Monday starts with “mon,” which links to “moon” in many languages. Sunday links to “sun.” Saturday links to “Sat,” like “sat down” on a rest day.
For the middle days, tie the first sound to a routine: Tuesday for errands, Wednesday for midweek check-ins, Thursday for planning, Friday for finish-line tasks.
A quick spelling fix for Wednesday and Thursday
Write Wednesday as “Wed-nes-day,” then say it as “WENZ-day.” The written parts help spelling; the spoken form helps fluency.
Write Thursday as “Thurs-day.” That keeps the “th” at the front and the “urs” sound in the middle.
If you mix up “Tue” and “Thu,” write the full words for a while, then switch back to short forms once it feels automatic.
Spelling slips you’ll see a lot
Some misspellings pop up because English keeps older spellings even when the spoken form gets shorter. If you learn the two or three tricky spots, the rest falls into place.
Wednesday is the big one. Many learners drop letters and write “Wensday” or “Wendsday.” A clean way to spell it is to say the parts in your head as you write: “Wed-nes-day.”
Thursday is the other frequent trap. People often swap letters and write “Thrusday” or “Thersday.” If you keep “th” at the front and keep the “r” after the vowel, the spelling stays steady.
- Wensday → Wednesday
- Wendsday → Wednesday
- Thrusday → Thursday
- Thersday → Thursday
- Febuary (in dates) → February (spell check can help)
- Monay → Monday
One more tip: when you write short forms, avoid mixing styles. If you write “Mon” and “Tue,” don’t switch to “Wednesday” in the same list unless space forces it.

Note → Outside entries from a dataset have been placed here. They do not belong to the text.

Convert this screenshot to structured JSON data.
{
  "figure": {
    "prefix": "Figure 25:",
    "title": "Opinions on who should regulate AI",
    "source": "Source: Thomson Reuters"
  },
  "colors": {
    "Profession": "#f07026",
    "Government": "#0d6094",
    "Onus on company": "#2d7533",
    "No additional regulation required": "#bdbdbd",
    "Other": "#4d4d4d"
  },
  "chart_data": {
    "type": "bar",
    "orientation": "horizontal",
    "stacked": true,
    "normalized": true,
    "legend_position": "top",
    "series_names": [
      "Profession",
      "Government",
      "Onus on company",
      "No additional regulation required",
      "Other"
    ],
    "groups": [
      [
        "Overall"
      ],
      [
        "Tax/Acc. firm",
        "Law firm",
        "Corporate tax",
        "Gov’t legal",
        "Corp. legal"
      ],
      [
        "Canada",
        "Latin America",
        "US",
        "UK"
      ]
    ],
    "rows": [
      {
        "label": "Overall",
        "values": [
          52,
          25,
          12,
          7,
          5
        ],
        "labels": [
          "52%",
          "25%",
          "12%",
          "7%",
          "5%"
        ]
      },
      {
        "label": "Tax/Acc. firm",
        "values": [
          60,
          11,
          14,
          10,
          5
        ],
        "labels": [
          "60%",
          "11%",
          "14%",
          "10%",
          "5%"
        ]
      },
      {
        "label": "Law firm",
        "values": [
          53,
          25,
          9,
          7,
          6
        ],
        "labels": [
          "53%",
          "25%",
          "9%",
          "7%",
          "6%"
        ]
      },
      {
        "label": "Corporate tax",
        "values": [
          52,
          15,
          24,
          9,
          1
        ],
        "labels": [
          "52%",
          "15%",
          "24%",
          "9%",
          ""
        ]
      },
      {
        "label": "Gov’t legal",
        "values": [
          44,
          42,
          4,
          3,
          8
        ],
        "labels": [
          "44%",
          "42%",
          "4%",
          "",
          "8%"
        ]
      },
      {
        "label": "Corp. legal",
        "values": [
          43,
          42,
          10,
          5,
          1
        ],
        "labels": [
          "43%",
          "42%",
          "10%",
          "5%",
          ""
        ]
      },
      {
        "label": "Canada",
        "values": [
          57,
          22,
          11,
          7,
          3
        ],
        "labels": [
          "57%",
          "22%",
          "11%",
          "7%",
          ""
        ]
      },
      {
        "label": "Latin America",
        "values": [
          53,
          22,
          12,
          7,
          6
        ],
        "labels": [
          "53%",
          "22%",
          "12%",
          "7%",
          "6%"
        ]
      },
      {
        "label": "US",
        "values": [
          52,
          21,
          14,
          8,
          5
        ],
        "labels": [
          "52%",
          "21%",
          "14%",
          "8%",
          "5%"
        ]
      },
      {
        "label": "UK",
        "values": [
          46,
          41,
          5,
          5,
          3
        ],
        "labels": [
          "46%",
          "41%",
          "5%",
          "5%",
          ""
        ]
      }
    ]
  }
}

Practice mini drills you can do in five minutes
Fast practice works best when it feels like real life. Grab a notebook or your phone notes app and run one drill a day.
Try reading the list backward, Sunday to Monday. If you can do it without long pauses, the order is locked in. Then write two short questions and answers with days, too, like “Are you free on Tuesday?” and “Yes, Friday at noon.”

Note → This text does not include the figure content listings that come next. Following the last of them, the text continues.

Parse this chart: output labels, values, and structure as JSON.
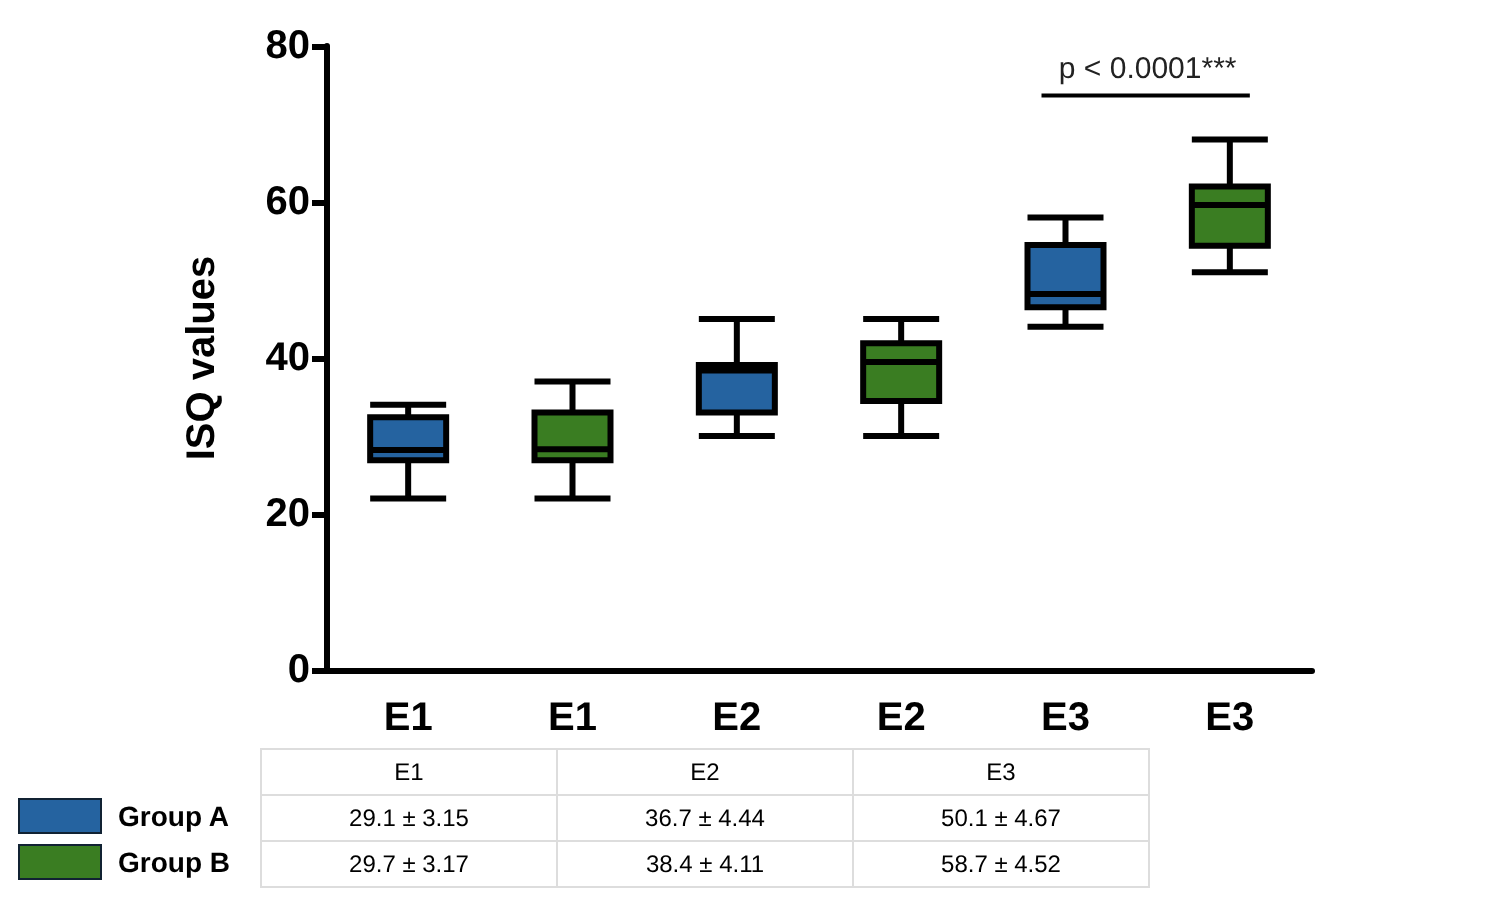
{
  "chart_data": {
    "type": "box",
    "ylabel": "ISQ values",
    "categories": [
      "E1",
      "E1",
      "E2",
      "E2",
      "E3",
      "E3"
    ],
    "ylim": [
      0,
      80
    ],
    "yticks": [
      0,
      20,
      40,
      60,
      80
    ],
    "grid": false,
    "legend": "bottom",
    "series": [
      {
        "name": "Group A",
        "color": "#2563a0",
        "boxes": [
          {
            "low": 22,
            "q1": 26.9,
            "median": 28.2,
            "q3": 32.4,
            "high": 34
          },
          null,
          {
            "low": 30,
            "q1": 33,
            "median": 38.4,
            "q3": 39.1,
            "high": 45
          },
          null,
          {
            "low": 44,
            "q1": 46.5,
            "median": 48.2,
            "q3": 54.5,
            "high": 58
          },
          null
        ]
      },
      {
        "name": "Group B",
        "color": "#3a7d22",
        "boxes": [
          null,
          {
            "low": 22,
            "q1": 26.9,
            "median": 28.3,
            "q3": 33,
            "high": 37
          },
          null,
          {
            "low": 30,
            "q1": 34.5,
            "median": 39.5,
            "q3": 41.9,
            "high": 45
          },
          null,
          {
            "low": 51,
            "q1": 54.4,
            "median": 59.6,
            "q3": 62,
            "high": 68
          }
        ]
      }
    ],
    "annotations": [
      "p < 0.0001***",
      "E1",
      "E2",
      "E3",
      "29.1 ± 3.15",
      "36.7 ± 4.44",
      "50.1 ± 4.67",
      "29.7 ± 3.17",
      "38.4 ± 4.11",
      "58.7 ± 4.52"
    ]
  }
}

Drill 1: Write a simple weekly plan
- Write the seven days in a column, Monday to Sunday.
- Add one normal activity next to each day: class, gym, grocery run, call a friend.
- Read it out loud twice, with clear stress on the first syllable.

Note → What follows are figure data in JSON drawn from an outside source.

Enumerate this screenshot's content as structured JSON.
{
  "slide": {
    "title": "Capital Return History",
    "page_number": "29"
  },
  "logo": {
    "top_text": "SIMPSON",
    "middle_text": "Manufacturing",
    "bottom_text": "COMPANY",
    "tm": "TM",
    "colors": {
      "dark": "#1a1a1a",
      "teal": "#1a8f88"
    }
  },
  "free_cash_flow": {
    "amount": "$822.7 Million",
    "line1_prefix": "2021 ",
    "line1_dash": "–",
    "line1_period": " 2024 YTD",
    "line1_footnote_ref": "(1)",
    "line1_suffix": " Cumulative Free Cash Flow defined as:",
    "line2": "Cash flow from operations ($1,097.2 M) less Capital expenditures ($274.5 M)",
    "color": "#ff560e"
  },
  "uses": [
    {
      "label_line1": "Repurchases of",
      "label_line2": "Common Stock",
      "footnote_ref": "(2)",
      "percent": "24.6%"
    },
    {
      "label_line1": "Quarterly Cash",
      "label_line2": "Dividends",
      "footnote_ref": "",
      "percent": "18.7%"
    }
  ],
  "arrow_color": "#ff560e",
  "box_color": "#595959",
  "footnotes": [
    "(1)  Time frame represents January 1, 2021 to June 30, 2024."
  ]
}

Drill 2: Swap short forms and full forms
- Write Mon, Tue, Wed, Thu, Fri, Sat, Sun.
- Under each one, write the full form.
- Hide the full forms with your hand and test yourself from the short forms.
Drill 3: Fix the preposition
- Write five sentences with a blank: “I study ____ Monday.”
- Fill the blank with “on” in each sentence.
- Read the sentences and listen for a smooth rhythm.
A quick checklist for error-free weekday writing
- Capitalize the day name: Monday, not monday.
- Use “on” for one day: on Tuesday.
- Use a plural or “each” for repeats: on Fridays, each Friday.
- Pick three-letter short forms for clean notes: Mon, Tue, Wed, Thu, Fri, Sat, Sun.
- When timing could be misread, add a date next to the weekday.
Once you can write and say the days smoothly, a lot of daily English becomes easier. Put “the days of the week in english” into your planner for one week, and you’ll feel the change.
Then try writing a short message that uses two days: “Can we meet on Thursday or Friday?” The more you use “the days of the week in english” in real messages, the faster it sticks.